The authors propose to use a Reinforcement Learning scheme to find the most efficient architecture among a set of possible layer combinations that should optimize a cost constraint (computation, memory consumption, distribution ability).

Super Networks

First, the authors present two “Super Network” architectures, that represent the space in which the optimal solution is sought.

Any architecture of their scope can be seen as the result of an Hadamard product between the direct acyclic graph (DAG) of the Super Network and a binary matrix H that encodes which connections are kept and which are deactivated.

They derive a stochastic model of Super Networks that allows the search process to take place in two steps :

  1. Sample H from a distribution T

  2. Use the corresponding network to make a prediction

  3. Optimize both sampling distribution and network parameters with a policy-gradient based algorithm.

Any measurable at training time cost could be used.
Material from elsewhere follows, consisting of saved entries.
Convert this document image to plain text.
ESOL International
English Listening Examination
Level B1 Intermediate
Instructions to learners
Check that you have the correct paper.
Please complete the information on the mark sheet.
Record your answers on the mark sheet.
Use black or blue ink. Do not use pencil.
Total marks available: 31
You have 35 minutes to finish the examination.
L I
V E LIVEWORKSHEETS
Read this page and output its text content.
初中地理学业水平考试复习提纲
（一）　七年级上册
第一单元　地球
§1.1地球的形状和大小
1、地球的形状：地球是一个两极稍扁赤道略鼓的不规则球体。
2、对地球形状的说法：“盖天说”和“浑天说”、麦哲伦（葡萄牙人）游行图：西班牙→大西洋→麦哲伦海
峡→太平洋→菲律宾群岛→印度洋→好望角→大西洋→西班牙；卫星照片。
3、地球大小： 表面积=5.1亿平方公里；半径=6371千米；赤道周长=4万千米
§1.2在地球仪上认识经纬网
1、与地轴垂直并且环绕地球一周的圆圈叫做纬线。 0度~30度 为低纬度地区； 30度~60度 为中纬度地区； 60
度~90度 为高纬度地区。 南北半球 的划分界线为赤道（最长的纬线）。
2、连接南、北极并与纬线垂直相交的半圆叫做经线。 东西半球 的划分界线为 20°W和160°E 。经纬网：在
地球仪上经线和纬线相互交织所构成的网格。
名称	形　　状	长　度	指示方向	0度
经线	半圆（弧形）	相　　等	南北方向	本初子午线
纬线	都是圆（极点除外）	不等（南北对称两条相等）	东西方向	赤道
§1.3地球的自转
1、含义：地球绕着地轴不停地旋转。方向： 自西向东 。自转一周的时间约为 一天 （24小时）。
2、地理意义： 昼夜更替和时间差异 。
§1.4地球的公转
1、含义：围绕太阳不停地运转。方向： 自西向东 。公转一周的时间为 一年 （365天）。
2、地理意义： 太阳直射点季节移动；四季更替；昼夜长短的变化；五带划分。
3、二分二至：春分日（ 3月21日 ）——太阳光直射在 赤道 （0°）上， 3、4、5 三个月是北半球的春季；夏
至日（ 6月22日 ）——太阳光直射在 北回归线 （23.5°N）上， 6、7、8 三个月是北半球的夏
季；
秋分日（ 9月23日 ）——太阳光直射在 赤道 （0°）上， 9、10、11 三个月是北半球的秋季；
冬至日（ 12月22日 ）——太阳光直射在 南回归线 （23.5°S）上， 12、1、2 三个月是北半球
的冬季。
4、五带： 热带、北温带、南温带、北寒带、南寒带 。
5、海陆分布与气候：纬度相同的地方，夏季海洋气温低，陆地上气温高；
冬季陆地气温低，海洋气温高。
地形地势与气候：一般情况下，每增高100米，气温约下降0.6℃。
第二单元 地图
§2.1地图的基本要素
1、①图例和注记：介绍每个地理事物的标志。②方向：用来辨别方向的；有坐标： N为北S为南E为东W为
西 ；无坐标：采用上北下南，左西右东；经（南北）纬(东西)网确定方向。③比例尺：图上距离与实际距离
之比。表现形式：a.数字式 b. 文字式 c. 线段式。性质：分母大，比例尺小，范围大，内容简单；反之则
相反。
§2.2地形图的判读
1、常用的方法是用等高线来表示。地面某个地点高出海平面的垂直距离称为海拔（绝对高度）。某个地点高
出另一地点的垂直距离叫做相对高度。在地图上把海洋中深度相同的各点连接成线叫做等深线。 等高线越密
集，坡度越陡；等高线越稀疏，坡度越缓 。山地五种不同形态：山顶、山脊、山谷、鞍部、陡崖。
The proof that this leads to an optimal solution is given in Supplementary Materials and the code is publicly available.


Experiments

They apply this model on : CIFAR 10/100 : classification Part label : segmentation

The authors propose to either optimize the number of operations, the number of parameters, or the distributive potential.

Here are some architectures found as optimal :

On all applications, they show that they can either obtain the same performance as the State-of-the-Art with a lower cost architecture (ex: a network that contains 4 times less parameters) or outperform it with a slightly bigger budget.